Côte-d'Or : jugés illégaux, les feux tricolores intelligents vont devoir être retirés

Le ministère de l'Intérieur réclame que ces feux tricolores, conçus pour réguler la vitesse des conducteurs, soient supprimés ou réaménagés en feux classiques. Une décision que peine à comprendre le maire de Morey-Saint-Denis ; sur la commune, le nombre d'accidents a chuté depuis leur installation.

Les feux comportementaux, installés depuis six ans sur la départementale qui traverse Morey-Saint-Denis, sont désormais jugés illégaux par le ministère de l'Intérieur.
Les feux comportementaux, installés depuis six ans sur la départementale qui traverse Morey-Saint-Denis, sont désormais jugés illégaux par le ministère de l'Intérieur. © Amélie Douay / France Télévisions
À moins de 50 km / h, ils restent au vert.
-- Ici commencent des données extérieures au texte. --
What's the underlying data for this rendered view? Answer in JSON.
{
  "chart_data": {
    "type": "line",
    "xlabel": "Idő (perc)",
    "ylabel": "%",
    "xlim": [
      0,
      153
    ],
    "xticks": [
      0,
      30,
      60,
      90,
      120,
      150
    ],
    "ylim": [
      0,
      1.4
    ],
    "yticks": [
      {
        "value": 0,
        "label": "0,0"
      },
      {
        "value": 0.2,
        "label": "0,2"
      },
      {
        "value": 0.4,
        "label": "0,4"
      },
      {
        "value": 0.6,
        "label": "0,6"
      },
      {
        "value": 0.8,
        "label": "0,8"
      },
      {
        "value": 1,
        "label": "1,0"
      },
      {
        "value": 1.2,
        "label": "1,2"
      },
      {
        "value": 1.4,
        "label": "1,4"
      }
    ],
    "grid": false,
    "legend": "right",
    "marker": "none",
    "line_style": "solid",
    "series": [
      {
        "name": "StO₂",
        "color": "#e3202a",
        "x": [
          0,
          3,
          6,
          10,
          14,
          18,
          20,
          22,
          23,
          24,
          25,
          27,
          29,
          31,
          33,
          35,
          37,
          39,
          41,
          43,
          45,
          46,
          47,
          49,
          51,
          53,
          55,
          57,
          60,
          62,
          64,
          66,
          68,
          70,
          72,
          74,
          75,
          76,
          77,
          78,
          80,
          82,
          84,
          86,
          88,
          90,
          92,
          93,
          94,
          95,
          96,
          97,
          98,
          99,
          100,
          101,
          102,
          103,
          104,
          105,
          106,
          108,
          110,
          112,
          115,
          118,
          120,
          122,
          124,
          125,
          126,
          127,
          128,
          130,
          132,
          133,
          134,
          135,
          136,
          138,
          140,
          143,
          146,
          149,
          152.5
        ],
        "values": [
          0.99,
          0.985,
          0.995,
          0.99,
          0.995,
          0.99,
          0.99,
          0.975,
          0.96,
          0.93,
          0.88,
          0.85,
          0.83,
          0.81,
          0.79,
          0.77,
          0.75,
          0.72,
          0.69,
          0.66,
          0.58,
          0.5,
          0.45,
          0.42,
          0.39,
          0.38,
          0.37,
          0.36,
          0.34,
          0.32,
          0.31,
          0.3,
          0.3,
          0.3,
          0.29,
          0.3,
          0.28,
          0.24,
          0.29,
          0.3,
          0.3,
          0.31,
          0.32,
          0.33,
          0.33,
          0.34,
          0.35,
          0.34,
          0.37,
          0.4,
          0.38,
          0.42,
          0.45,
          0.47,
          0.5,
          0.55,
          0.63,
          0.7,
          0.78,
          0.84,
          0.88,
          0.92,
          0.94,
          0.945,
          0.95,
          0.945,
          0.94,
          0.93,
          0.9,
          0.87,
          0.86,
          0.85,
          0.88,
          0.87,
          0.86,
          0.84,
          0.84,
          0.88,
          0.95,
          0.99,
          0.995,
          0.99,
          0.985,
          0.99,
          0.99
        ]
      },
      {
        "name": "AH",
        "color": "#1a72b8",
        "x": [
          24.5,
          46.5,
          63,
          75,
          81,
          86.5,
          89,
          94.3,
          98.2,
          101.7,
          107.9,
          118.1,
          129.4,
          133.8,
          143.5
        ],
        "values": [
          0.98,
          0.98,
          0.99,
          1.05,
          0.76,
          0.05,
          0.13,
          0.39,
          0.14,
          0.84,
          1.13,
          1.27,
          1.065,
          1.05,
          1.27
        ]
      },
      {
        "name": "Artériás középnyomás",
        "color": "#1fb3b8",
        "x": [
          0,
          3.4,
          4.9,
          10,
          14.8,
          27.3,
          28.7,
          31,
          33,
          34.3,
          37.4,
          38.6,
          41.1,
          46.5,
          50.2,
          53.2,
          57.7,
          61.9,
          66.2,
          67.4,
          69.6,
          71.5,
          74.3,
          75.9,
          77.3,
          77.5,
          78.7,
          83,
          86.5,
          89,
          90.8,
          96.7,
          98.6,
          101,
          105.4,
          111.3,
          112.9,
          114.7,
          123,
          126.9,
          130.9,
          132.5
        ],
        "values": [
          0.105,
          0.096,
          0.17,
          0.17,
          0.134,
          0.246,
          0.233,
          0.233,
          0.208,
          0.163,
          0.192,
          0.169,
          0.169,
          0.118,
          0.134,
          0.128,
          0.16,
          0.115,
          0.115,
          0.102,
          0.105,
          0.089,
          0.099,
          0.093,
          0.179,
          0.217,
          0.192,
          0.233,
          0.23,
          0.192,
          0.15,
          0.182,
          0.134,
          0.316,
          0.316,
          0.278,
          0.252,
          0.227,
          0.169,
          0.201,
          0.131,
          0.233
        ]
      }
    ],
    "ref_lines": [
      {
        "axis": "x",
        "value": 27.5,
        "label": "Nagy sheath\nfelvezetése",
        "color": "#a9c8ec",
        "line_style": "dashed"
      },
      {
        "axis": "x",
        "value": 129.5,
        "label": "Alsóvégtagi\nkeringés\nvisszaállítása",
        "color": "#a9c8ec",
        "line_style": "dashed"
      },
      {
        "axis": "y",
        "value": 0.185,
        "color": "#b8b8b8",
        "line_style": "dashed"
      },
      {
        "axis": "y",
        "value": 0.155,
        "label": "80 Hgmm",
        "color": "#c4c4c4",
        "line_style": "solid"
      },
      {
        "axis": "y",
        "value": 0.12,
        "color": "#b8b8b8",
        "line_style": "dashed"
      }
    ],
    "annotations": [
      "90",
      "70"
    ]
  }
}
Au-delà, ils passent au rouge. Ces feux tricolores, dits intelligents, considérés comme efficaces pour casser la vitesse des automobilistes... sont désormais illégaux

À Morey-Saint-Denis (Côte-d'Or), la municipalité en a installé il y a six ans, sur la route départementale qui traverse la commune. Le maire va devoir les changer pour revenir à des feux ordinaires, à contrecoeur. Ces feux jouaient selon lui un rôle essentiel en matière de sécurité routière
 

Je n'ai pas du tout envie de les changer parce que je sais par expérience qu'il n'y a pas eu un seul accident depuis six ans alors qu'avant qu'ils soient installés, il y avait un ou deux accidents par an. Donc je n'ai pas vraiment envie. Ceci étant dit, je suis maire, je suis un élu, je suis un agent de l'État donc je dois aussi respecter la loi.

Jean-Luc Rosier, maire de Morey-Saint-Denis

 

Une décision basée sur un arrêté... de 1967


Jean-François Longeot, sénateur (Union centriste) du Doubs, interpellait en juillet le ministre de l'Intérieur sur l'absence de réglementation de ces feux.

Dans sa réponse publiée au Journal Officiel du Sénat le 17 septembre, Gérald Darmanin déclare que "l'utilisation de feux asservis à la vitesse n'est pas conforme à la réglementation actuelle définie par l'arrêté du 24 novembre 1967 relatif à la signalisation des routes et autoroutes et par l'Instruction interministérielle sur la signalisation routière, qui ne prévoit pas la finalité de modération de la vitesse pour des feux de circulation". En clair : les feux gèrent la circulation sur des carrefours et non la vitesse des automobilistes.
 
Du côté des associations de prévention routière, c'est l'incompréhension : la décision ne prend pas en compte l'évolution du trafic. 

"Il est temps de s'actualiser et d'adapter notre circulation aux nouveaux moyens existants. Depuis 1967, notre circulation a quadruplé ! Là, où on se promenait avant tout seul, maintenant on est peut-être dix. Donc il faut mieux réglementer et je crois que le signal lumineux est quelque chose qui interpelle le conducteur au volant et en appelle à son attention" considère Yves Lemaire, directeur de l'association prévention routière en Bourgogne-Franche-Comté.
 

Une nouvelle réglementation à l'étude


Un groupe de travail étudie les conditions d'utilisation de ces feux. Le Gouvernement indique également qu'une "expérimentation est actuellement en cours sur la commune de Vieux-Mesnil" dans le Nord. Selon les conclusions, la réglementation pourra évoluer. 

En attendant, si les communes choisissent de les maintenir, le ministère de l'Intérieur précise que "leur responsabilité et la responsabilité pénale de leurs représentants" sera engagée "en cas d'accident corporel de la circulation".